The index type
From the perspective of data structure:
- B+ tree index,
- Hash indexes, implemented based on hash tables, are valid only for full value matches. Resolve conflicts as linked lists. Very fast search O(1)
- Full-text indexing, which looks for keywords in text rather than directly comparing values in indexes, is similar to what search engines do.
- Spatial data index (R-tree), MyISAM supports spatial index, can be used as a geographic data store, will index data from all dimensions, effectively using any dimension to combine queries.
From the perspective of physical storage:
-
Clustered indexes. InnoDB stores indexes and data rows in the same structure. The data field of leaf nodes stores all data of rows.
Advantages: Fast data access. Indexes and data are stored in the same B+ tree species, so they are faster than non-clustered indexes. You can keep related data together. For example, aggregating data by user ID can fetch all the mail for the user ID by reading a few data pages from disk.
Disadvantages: Insertion speed validation depends on insertion order, and out-of-order writes can result in frequent page splits moving large amounts of data.

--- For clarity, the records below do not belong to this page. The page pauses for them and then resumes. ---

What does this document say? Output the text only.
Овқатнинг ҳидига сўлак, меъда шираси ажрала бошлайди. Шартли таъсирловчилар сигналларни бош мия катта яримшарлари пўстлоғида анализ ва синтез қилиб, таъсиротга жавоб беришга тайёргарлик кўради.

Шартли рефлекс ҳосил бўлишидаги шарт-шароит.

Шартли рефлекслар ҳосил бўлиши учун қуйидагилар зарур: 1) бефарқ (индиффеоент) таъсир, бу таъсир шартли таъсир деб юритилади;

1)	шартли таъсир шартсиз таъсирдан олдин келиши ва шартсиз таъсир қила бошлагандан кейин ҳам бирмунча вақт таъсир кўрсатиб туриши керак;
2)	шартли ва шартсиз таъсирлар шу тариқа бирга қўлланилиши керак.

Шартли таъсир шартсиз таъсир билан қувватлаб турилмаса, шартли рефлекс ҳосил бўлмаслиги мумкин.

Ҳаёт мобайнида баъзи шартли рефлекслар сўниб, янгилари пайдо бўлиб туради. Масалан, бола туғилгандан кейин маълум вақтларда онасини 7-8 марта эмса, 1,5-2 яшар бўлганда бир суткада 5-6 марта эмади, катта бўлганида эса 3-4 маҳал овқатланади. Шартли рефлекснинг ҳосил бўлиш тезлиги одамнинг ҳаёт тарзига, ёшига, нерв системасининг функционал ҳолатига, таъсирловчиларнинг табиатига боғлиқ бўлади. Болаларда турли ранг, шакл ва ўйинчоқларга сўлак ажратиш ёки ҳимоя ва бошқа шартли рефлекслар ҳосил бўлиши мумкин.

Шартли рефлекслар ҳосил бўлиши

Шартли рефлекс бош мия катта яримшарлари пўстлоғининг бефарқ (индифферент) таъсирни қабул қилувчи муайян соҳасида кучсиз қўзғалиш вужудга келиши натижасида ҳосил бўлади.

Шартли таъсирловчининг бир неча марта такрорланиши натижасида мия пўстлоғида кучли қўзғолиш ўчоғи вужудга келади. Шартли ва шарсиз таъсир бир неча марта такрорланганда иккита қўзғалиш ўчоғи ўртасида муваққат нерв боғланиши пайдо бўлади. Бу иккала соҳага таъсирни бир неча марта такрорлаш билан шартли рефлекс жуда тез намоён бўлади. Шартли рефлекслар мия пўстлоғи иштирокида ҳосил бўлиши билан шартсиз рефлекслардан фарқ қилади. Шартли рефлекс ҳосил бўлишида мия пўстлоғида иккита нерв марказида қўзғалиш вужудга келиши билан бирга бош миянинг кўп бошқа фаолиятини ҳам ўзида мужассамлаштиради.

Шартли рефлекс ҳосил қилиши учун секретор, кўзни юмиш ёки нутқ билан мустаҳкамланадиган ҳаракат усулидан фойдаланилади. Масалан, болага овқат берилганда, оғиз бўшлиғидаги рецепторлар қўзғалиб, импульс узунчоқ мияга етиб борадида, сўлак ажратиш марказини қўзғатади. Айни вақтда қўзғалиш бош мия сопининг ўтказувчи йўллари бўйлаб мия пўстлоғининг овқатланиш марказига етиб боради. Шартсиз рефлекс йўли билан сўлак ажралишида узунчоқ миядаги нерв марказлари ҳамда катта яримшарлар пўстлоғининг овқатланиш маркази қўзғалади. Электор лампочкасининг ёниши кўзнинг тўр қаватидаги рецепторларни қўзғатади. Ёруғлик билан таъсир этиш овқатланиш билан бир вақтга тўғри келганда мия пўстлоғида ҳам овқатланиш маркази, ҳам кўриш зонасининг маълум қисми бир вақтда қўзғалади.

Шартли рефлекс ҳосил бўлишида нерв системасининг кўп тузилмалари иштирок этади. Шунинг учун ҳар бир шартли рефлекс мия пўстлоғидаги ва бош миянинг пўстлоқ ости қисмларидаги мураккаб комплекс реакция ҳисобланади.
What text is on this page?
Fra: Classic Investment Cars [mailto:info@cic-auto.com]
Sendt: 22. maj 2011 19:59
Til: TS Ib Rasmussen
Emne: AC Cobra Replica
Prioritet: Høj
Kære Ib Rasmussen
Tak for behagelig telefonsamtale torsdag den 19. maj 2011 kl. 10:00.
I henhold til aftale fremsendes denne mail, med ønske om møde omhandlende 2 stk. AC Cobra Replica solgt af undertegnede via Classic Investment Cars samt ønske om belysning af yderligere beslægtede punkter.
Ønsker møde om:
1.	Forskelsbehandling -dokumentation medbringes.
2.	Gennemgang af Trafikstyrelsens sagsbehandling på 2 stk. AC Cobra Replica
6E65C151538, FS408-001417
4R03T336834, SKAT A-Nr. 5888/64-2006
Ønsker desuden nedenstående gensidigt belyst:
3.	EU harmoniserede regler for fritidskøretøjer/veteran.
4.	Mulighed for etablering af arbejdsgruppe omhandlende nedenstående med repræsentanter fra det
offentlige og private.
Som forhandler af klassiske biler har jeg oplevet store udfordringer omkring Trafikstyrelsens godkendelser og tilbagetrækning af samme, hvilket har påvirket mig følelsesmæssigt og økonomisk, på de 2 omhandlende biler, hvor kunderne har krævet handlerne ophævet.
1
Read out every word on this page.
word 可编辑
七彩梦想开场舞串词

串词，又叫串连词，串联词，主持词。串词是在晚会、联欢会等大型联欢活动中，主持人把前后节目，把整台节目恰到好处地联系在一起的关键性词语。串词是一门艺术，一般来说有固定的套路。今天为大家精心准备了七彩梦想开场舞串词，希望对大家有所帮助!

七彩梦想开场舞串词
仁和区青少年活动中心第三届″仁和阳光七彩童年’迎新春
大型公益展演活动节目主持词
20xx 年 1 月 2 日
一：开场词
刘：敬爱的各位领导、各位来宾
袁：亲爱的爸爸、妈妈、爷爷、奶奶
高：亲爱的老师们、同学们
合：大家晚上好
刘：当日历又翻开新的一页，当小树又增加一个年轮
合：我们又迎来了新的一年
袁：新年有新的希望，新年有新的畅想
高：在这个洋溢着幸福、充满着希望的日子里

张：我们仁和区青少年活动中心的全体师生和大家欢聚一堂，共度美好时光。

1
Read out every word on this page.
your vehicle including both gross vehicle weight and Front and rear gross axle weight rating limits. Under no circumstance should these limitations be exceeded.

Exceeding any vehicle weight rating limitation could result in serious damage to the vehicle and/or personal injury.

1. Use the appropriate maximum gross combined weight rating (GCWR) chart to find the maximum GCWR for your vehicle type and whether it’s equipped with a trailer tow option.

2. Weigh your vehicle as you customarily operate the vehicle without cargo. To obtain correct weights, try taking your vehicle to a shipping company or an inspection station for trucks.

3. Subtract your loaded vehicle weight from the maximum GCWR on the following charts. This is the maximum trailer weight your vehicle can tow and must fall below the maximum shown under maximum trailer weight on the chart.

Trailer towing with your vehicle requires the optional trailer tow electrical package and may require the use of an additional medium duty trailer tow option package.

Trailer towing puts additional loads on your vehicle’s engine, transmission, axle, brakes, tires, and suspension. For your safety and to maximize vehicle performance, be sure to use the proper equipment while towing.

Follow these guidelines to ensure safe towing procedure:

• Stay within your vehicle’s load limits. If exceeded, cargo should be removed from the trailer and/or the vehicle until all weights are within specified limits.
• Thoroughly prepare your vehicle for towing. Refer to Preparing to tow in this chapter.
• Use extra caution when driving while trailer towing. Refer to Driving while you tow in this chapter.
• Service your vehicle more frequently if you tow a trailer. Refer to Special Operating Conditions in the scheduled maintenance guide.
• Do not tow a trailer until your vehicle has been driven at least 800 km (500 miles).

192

Updates are expensive because each updated row is moved to a new location. Faced with page splitting, when a page is full, the storage engine splits the page into two pages to accommodate the row.
Insert data in primary key order whenever possible, and insert new rows using monotonically increasing cluster key values whenever possible.
-
The MyISAM index file is separate from the data file. The data field of the leaf node stores the address of the row data
Advantages: The update cost is less than clustered indexes.
Disadvantages: Like clustered indexes, non-clustered indexes rely on ordered data. A secondary query (back to the table) may be performed. After the pointer or primary key corresponding to the index is found, the query may be performed in the data file or table based on the pointer or primary key.
From a logical point of view:
- Normal/single-column indexes. The only purpose of a normal index is to quickly query data. Multiple normal indexes can be created on a table, and data duplication and nulls can be allowed.
INDEX index_name ( column )
. - Unique index, unique index is also a constraint. Unique index columns cannot have duplicate data, but NULL data is allowed, and multiple unique indexes can be created on a table.
UNIQUE ( column )
- The primary key index, which is used by the primary key column of the data table
PRIMARY KEY ( column)
- A federated index is an index created on multiple fields
INDEX index_name ( column1, ... )
, when using the leftmost matching principle - Prefix index, part of the index string
INDEX index_name ( column(10) )
- Full-text indexing, which looks for keywords in text rather than directly comparing values in indexes, is similar to what search engines do.
FULLTEXT ( column)
From the point of view of expression:
- The primary key index, which is used by the primary key column of the data table. If InnoDB does not explicitly specify a primary key for a table, InnoDB will automatically check if there is a unique index field in the table. If there is, InnoDB will select this field as the default primary key, otherwise InnoDB will automatically create a 6-byte increment primary key.
- Secondary/secondary indexes, except primary key indexes, are called secondary indexes. Secondary indexes and primary key indexes have roughly the same structure in MyISAM. In InnoDB, the leaf node of secondary index stores the primary key. Locating row data by the primary key requires two index lookups. Using primary key values as Pointers takes up more space for the secondary index, but moves rows without updating the secondary index.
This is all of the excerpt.